Demands to call it off grew last November when Scotland Yard was forced to abandon its Operation Midland investigation into similar claims of a VIP paedophile ring in Westminster. After a flurry of false accusations, Commissioner Sir Bernard Hogan-Howe apologised to former Defence chief Lord Bramall, ex-Tory MP Harvey Proctor, DJ Paul Gambaccini and Lady Brittan, widow of the late Lord Brittan.
Pressure on Operation Conifer mounted after this newspaper revealed how an expert, brought in by police to assess claims that Heath was linked to paedophiles who held satanic orgies, dismissed them as fantasy.
Days after The Mail on Sunday report, Mr Veale came out fighting and insisted Operation Conifer was not a ‘witch-hunt’. In a surprise statement released on December 2, he said he refused to ‘buckle’ to demands to abandon the inquiry, and stressed his officers had not spoken to ‘Nick’, the man at the root of Operation Midland.

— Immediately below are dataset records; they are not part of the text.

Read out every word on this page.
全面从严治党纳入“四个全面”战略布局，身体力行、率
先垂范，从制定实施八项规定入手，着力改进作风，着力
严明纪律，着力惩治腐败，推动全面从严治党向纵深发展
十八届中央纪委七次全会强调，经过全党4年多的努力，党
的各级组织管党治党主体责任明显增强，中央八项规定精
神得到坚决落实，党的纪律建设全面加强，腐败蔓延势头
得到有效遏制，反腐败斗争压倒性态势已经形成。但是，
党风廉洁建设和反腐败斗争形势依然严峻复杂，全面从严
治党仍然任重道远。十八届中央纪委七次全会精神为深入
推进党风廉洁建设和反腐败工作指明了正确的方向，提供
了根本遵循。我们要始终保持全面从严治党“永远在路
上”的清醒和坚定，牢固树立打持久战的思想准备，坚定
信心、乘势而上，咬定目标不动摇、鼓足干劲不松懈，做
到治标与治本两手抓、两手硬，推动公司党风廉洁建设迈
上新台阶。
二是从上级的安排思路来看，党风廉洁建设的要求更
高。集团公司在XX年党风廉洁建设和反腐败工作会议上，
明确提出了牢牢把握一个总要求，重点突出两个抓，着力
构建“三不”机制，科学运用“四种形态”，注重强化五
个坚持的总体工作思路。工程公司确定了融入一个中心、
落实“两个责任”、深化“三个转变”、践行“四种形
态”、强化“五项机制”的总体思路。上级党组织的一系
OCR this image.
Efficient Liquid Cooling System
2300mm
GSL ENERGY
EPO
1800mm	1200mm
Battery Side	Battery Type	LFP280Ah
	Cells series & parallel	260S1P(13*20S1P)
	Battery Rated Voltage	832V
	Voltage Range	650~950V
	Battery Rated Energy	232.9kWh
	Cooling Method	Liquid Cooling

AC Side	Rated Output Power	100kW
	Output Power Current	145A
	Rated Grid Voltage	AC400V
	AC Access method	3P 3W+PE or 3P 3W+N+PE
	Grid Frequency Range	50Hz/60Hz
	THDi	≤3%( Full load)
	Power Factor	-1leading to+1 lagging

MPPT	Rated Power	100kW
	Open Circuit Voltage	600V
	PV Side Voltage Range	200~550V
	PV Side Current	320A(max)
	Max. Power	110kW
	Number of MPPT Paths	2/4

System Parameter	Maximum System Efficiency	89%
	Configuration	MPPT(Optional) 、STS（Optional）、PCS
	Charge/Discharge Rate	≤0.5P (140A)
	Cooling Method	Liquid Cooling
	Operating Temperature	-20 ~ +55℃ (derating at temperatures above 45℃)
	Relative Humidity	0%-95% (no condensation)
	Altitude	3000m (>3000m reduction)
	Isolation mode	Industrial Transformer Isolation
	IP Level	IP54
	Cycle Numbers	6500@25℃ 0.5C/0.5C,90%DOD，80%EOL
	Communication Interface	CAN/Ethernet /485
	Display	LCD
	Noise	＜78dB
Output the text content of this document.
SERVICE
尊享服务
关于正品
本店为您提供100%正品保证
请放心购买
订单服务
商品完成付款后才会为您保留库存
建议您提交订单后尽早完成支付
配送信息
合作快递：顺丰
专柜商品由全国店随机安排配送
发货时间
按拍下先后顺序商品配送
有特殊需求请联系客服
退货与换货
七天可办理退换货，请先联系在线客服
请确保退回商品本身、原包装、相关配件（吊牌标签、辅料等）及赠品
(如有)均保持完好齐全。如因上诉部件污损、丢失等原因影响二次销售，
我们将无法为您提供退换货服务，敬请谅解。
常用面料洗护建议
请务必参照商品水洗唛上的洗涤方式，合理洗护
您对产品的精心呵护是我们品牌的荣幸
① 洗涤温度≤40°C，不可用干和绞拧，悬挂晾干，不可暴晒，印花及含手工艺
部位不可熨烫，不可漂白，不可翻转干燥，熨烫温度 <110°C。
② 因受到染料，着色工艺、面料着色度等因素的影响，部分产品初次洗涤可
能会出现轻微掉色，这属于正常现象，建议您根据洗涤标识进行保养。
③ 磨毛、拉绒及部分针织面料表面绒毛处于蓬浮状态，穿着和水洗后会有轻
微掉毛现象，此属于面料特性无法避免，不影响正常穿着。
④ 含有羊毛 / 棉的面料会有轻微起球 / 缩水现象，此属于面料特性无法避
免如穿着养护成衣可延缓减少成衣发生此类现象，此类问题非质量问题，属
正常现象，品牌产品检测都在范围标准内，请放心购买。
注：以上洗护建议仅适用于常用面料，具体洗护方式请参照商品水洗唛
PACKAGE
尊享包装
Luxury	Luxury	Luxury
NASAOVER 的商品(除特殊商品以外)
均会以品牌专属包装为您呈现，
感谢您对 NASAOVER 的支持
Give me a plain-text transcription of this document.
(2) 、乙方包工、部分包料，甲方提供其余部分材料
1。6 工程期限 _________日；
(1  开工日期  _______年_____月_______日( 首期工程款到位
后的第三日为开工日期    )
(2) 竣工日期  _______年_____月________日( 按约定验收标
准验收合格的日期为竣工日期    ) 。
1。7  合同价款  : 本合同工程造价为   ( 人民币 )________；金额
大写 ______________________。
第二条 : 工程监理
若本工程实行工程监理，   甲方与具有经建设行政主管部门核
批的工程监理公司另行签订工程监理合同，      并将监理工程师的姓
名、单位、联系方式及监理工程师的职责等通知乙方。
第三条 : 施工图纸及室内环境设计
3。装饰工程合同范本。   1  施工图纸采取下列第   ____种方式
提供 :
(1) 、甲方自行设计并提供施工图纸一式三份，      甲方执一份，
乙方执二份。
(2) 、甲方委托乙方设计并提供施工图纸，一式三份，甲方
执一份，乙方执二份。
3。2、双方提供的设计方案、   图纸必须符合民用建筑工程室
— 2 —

The Heath investigation was not a ‘fishing trip’, he said, adding that he was ‘duty-bound’ to go ahead with it ‘without fear or favour and go where the evidence takes us’. He accused his critics of ignorance, and rebuked them for using ‘inappropriate and unacceptable pressure’ in an attempt to halt the inquiry.
Mr Veale said a ‘significant number of individuals’ had alleged abuse, but refused to say how many or give details of the only two people to be arrested.
He even said the findings of the investigation may never be made public, stating: ‘A confidential closing report will be written… and at that time I will take advice as to what I can legally put in the public domain.’ Police were ‘testing, checking and challenging the evidence and ensuring our approach is proportionate and justified’, he said.
Mr Veale argues that although Sir Edward died in 2005, other offenders may still be alive and victims could require support. ‘If the force had received allegations of non-recent child abuse against a former Prime Minister and done nothing, what would the reaction have been?’
Lincoln Seligman, Sir Edward’s godson, responded to Mr Veale’s December statement by saying: ‘If they have uncovered no evidence after 18 months they should say so. And if Conifer is wound up, [Sir Edward] deserves to be exonerated as publicly as he was initially smeared. Shuffling the inquiry’s findings off into the night is not acceptable.’
Other aspects of Operation Conifer have also come under fire. Wiltshire Police interviewed key figures at Private Eye because the satirical magazine joked about unmarried Sir Edward’s sexuality 40 years ago.
They wanted to know if its nickname for him, ‘Sailor Ted’, in his days as PM from 1970 to 1974, was a reference to rumours that he was gay.
Police even asked current editor Ian Hislop what he knew about Heath, despite Hislop being a teenager during the period under investigation.
Officers have also tracked down former Downing Street staff to ask them if young men were ever sneaked into No10.
Times writer and ex-Tory MP Matthew Parris dismissed the allegations, saying: ‘If Heath was a child abuser, I’m an aardvark.’